Moderne Varianten der Luftstrahlsiebung

15.04.2010 | Autor / Redakteur: Andreas Theisen* / Ilka Ottleben

Abb. 1: Die Luftstrahlsiebmaschine AS 200 jet von Retsch. (Bild Retsch)
Abb. 1: Die Luftstrahlsiebmaschine AS 200 jet von Retsch. (Bild Retsch)

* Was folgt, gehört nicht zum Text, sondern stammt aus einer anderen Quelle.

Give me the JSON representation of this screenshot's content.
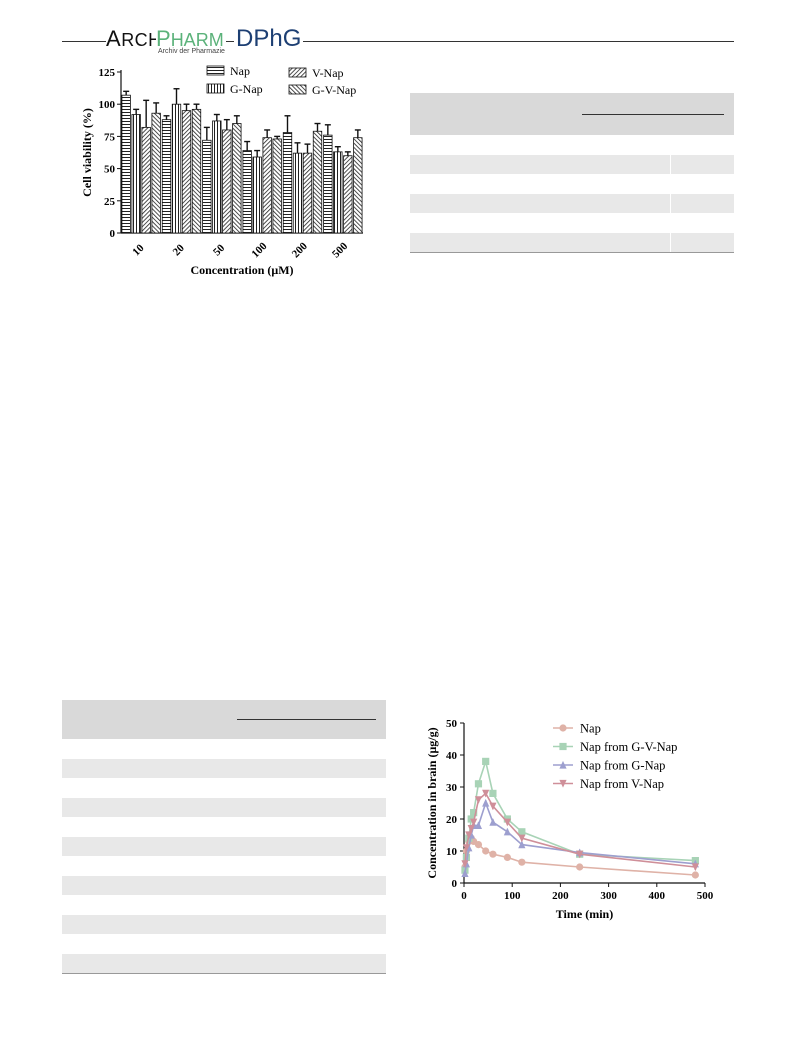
{
  "header": {
    "logo_arch_initial": "A",
    "logo_arch_rest": "RCH",
    "logo_pharm_initial": "P",
    "logo_pharm_rest": "HARM",
    "logo_subtitle": "Archiv der Pharmazie",
    "logo_dphg": "DPhG"
  },
  "figure_viability": {
    "chart_data": {
      "type": "bar",
      "xlabel": "Concentration (μM)",
      "ylabel": "Cell viability (%)",
      "ylim": [
        0,
        125
      ],
      "yticks": [
        "0",
        "25",
        "50",
        "75",
        "100",
        "125"
      ],
      "categories": [
        "10",
        "20",
        "50",
        "100",
        "200",
        "500"
      ],
      "legend_position": "top-right",
      "series": [
        {
          "name": "Nap",
          "values": [
            107,
            88,
            72,
            64,
            78,
            76
          ],
          "errors": [
            3,
            3,
            10,
            7,
            13,
            8
          ]
        },
        {
          "name": "G-Nap",
          "values": [
            92,
            100,
            87,
            59,
            62,
            63
          ],
          "errors": [
            4,
            12,
            5,
            5,
            8,
            4
          ]
        },
        {
          "name": "V-Nap",
          "values": [
            82,
            95,
            80,
            74,
            62,
            60
          ],
          "errors": [
            21,
            5,
            8,
            6,
            7,
            3
          ]
        },
        {
          "name": "G-V-Nap",
          "values": [
            93,
            96,
            85,
            73,
            79,
            74
          ],
          "errors": [
            8,
            4,
            6,
            2,
            6,
            6
          ]
        }
      ]
    }
  },
  "figure_brain": {
    "chart_data": {
      "type": "line",
      "xlabel": "Time (min)",
      "ylabel": "Concentration in brain (μg/g)",
      "xlim": [
        0,
        500
      ],
      "ylim": [
        0,
        50
      ],
      "xticks": [
        "0",
        "100",
        "200",
        "300",
        "400",
        "500"
      ],
      "yticks": [
        "0",
        "10",
        "20",
        "30",
        "40",
        "50"
      ],
      "legend_position": "top-right",
      "series": [
        {
          "name": "Nap",
          "color": "#dfb2a7",
          "marker": "circle",
          "x": [
            2,
            5,
            10,
            15,
            20,
            30,
            45,
            60,
            90,
            120,
            240,
            480
          ],
          "y": [
            5,
            10,
            13,
            14,
            13,
            12,
            10,
            9,
            8,
            6.5,
            5,
            2.5
          ]
        },
        {
          "name": "Nap from G-V-Nap",
          "color": "#a8d3b6",
          "marker": "square",
          "x": [
            2,
            5,
            10,
            15,
            20,
            30,
            45,
            60,
            90,
            120,
            240,
            480
          ],
          "y": [
            4,
            8,
            14,
            20,
            22,
            31,
            38,
            28,
            20,
            16,
            9,
            7
          ]
        },
        {
          "name": "Nap from G-Nap",
          "color": "#9d9fcf",
          "marker": "triangle",
          "x": [
            2,
            5,
            10,
            15,
            20,
            30,
            45,
            60,
            90,
            120,
            240,
            480
          ],
          "y": [
            3,
            6,
            11,
            15,
            18,
            18,
            25,
            19,
            16,
            12,
            9.5,
            6
          ]
        },
        {
          "name": "Nap from V-Nap",
          "color": "#cf8f99",
          "marker": "triangle-down",
          "x": [
            2,
            5,
            10,
            15,
            20,
            30,
            45,
            60,
            90,
            120,
            240,
            480
          ],
          "y": [
            6,
            11,
            15,
            17,
            19,
            26,
            28,
            24,
            19,
            14,
            9,
            5
          ]
        }
      ]
    }
  },
  "table_top": {
    "header_rule_present": true,
    "rows": 6
  },
  "table_bottom": {
    "header_rule_present": true,
    "rows": 12
  }
}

In Abbildung 7 ist das Siebgewebe eines 45-µm-Siebes nach Siebung von Quarzsand ohne und mit Open-Mesh-Funktion dargestellt. Deutlich erkennbar sind einige Maschen nach der Siebung ohne Open-Mesh-Funktion noch verstopft, während das Sieb unter Verwendung dieser Funktion komplett frei bleibt. Sie erhöht also durch die schonende Reinigung des Siebgewebes die Reproduzierbarkeit der Siebung und die Standzeiten der Siebe gegenüber einer normalen Luftstrahlsiebung.

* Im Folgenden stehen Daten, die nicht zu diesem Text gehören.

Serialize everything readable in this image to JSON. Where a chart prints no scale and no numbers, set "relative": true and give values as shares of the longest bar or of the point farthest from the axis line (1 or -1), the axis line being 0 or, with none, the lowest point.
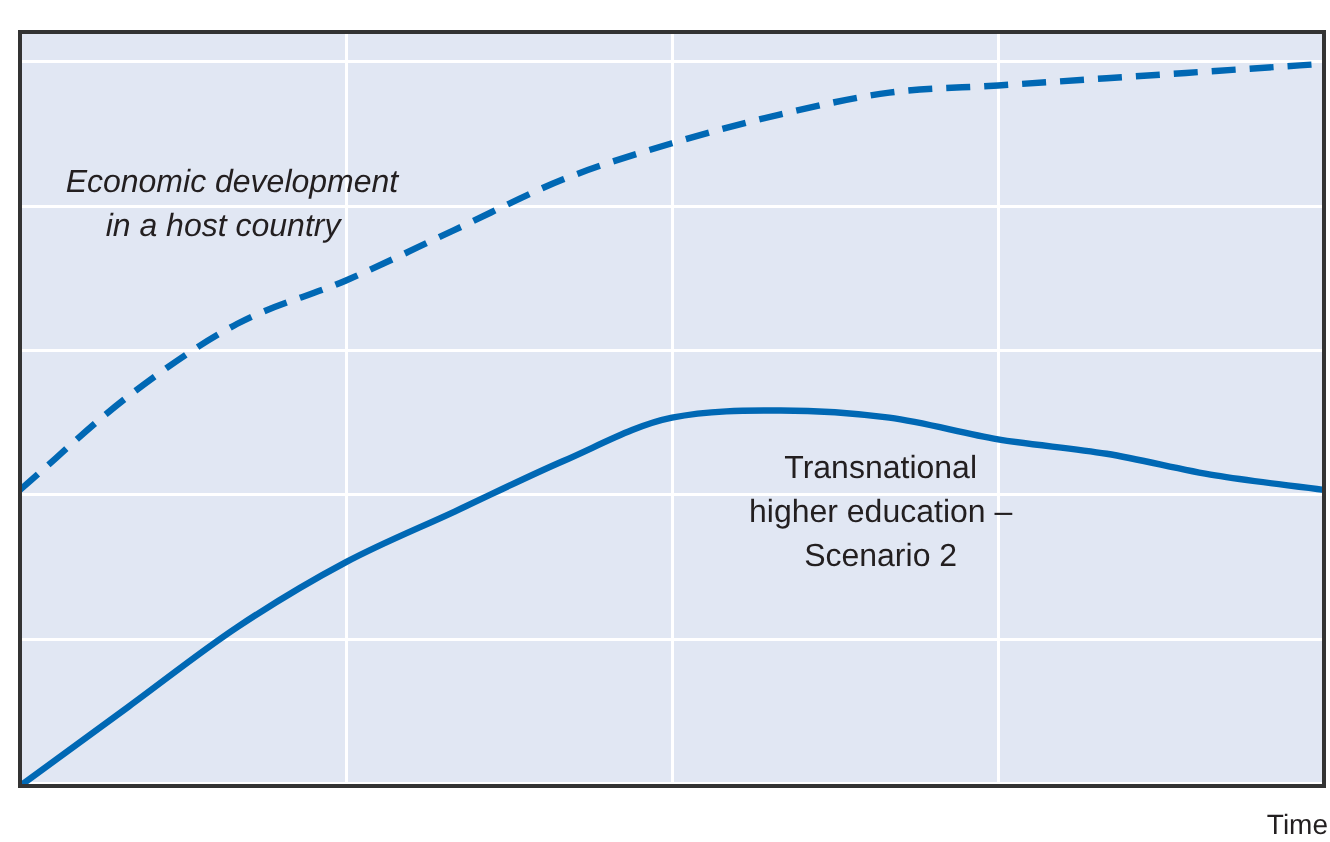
{
  "chart_data": {
    "type": "line",
    "relative": true,
    "xlabel": "Time",
    "categories": [
      null,
      null,
      null,
      null,
      null,
      null,
      null,
      null,
      null,
      null,
      null,
      null,
      null
    ],
    "grid": true,
    "legend": false,
    "series": [
      {
        "name": "Economic development\nin a host country",
        "color": "#0068b4",
        "line_style": "dashed",
        "values": [
          0.41,
          0.54,
          0.64,
          0.7,
          0.77,
          0.84,
          0.89,
          0.93,
          0.96,
          0.97,
          0.98,
          0.99,
          1
        ]
      },
      {
        "name": "Transnational\nhigher education –\nScenario 2",
        "color": "#0068b4",
        "line_style": "solid",
        "values": [
          0,
          0.11,
          0.22,
          0.31,
          0.38,
          0.45,
          0.51,
          0.52,
          0.51,
          0.48,
          0.46,
          0.43,
          0.41
        ]
      }
    ]
  }
}
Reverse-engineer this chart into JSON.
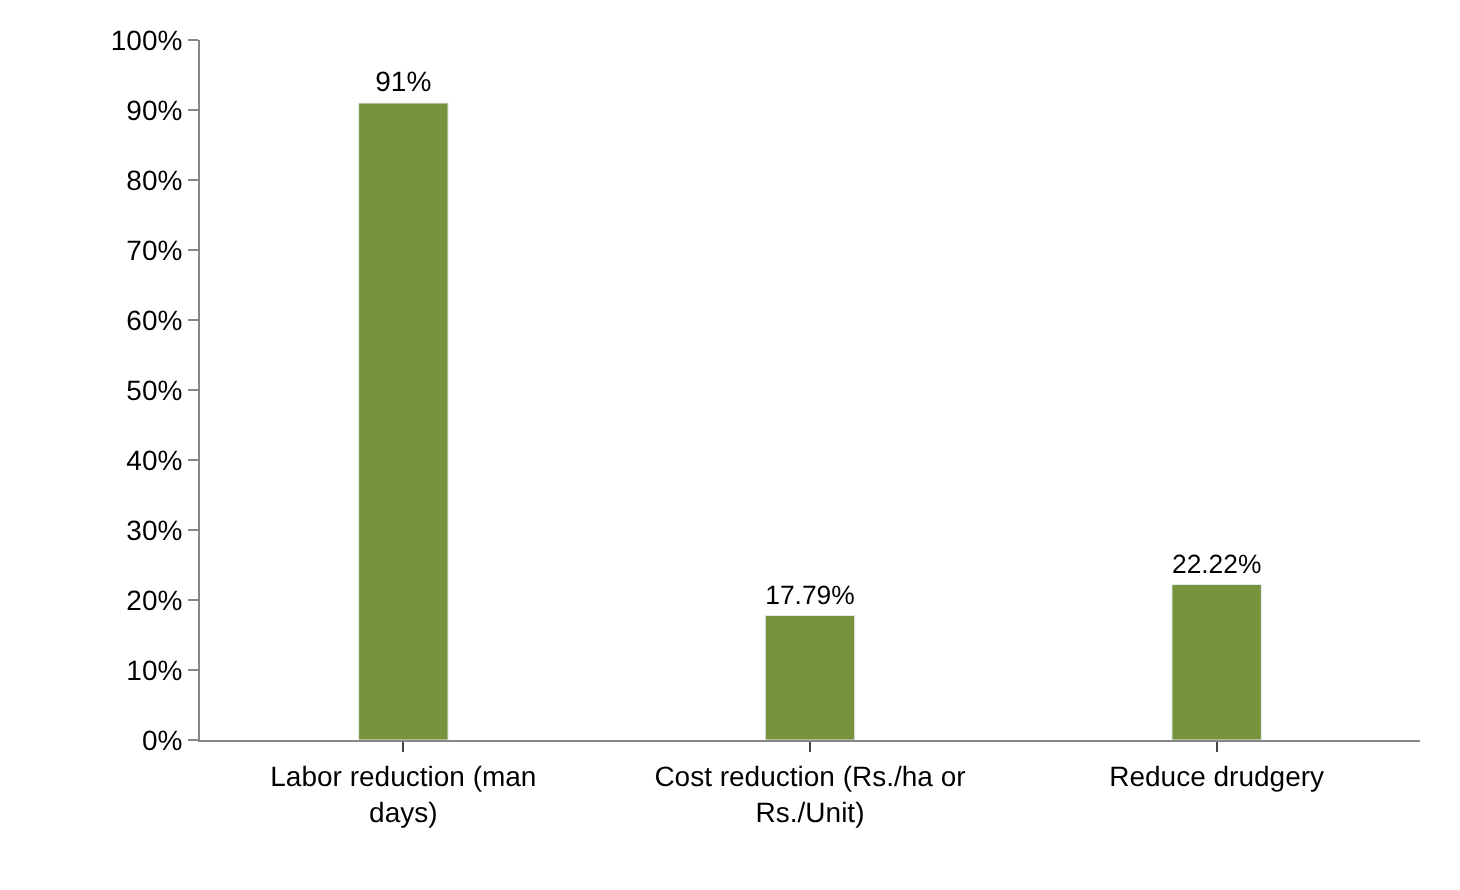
{
  "chart_data": {
    "type": "bar",
    "categories": [
      "Labor reduction (man days)",
      "Cost reduction (Rs./ha or Rs./Unit)",
      "Reduce drudgery"
    ],
    "values": [
      91,
      17.79,
      22.22
    ],
    "value_labels": [
      "91%",
      "17.79%",
      "22.22%"
    ],
    "color": "#77933c",
    "ylim": [
      0,
      100
    ],
    "yticks": [
      {
        "value": 0,
        "label": "0%"
      },
      {
        "value": 10,
        "label": "10%"
      },
      {
        "value": 20,
        "label": "20%"
      },
      {
        "value": 30,
        "label": "30%"
      },
      {
        "value": 40,
        "label": "40%"
      },
      {
        "value": 50,
        "label": "50%"
      },
      {
        "value": 60,
        "label": "60%"
      },
      {
        "value": 70,
        "label": "70%"
      },
      {
        "value": 80,
        "label": "80%"
      },
      {
        "value": 90,
        "label": "90%"
      },
      {
        "value": 100,
        "label": "100%"
      }
    ],
    "legend": false
  }
}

Partikelgrößenverteilungen

Obwohl immer nur ein Sieb auf einer Luftstrahlsiebmaschine verwendet werden kann, ist es auch mit diesem Gerät möglich, Partikelgrößenverteilungen zu bestimmen. Dazu stehen zwei Verfahren zur Verfügung: Beim Standardverfahren wird die gesamte zu siebende Probenmenge auf das feinste Sieb aufgegeben. Nach erfolgter Siebung und Rückwaage wird das Überkorn quantitativ auf das nächstgröbere Sieb gegeben und erneut gesiebt. Dieser Vorgang wird fortgeführt, bis die Probe komplett fraktioniert ist (s. Abb. 2, oben). Beim so genannten „Schweizer Verfahren“ wird die Probe zunächst auf die Anzahl der zu untersuchenden Korngrößenklassen geteilt und jede Teilmenge einzeln mit dem jeweiligen Sieb analysiert (s. Abb. 2, unten). Wichtig hierbei ist eine repräsentative Probenteilung, um die Korngrößenverteilung in allen Teilproben identisch zu halten. Die besten Ergebnisse bietet dabei ein Rotationsprobenteiler (z.B. Retsch PT 100), mit dem sechs, acht oder zehn gleiche Teilproben aus dem Ausgangsmaterial gewonnen werden können.Vorteil des Standardverfahrens ist der geringe Probenverbrauch während die Stärke des „Schweizer Verfahrens“ die höhere Genauigkeit ist. Eine Software-unterstützte Auswertung erleichtert und verkürzt die Datenverarbeitung und vermindert außerdem Anwenderfehler bei der Datenübertragung und Berechnung. Die Software (z.B. Easy-Sieve) führt den Anwender durch den gesamten Siebprozess. Dabei werden die Siebmaschine gesteuert und die Wägedaten ausgelesen, um nachfolgend normgerechte Protokolle zu erstellen und nach Bedarf unterschiedliche Kenngrößen zu ermitteln.

Fazit

Die Luftstrahlsiebung stellt ein wichtiges Instrument der Qualitätskontrolle feiner Schüttgüter dar. Moderne Technologien und die Möglichkeit der vielseitigen Auswahl an Siebparametern in Verbindung mit leistungsfähigen Auswertemitteln gewährleisten zuverlässige und reproduzierbare Siebergebnisse über einen langen Zeitraum.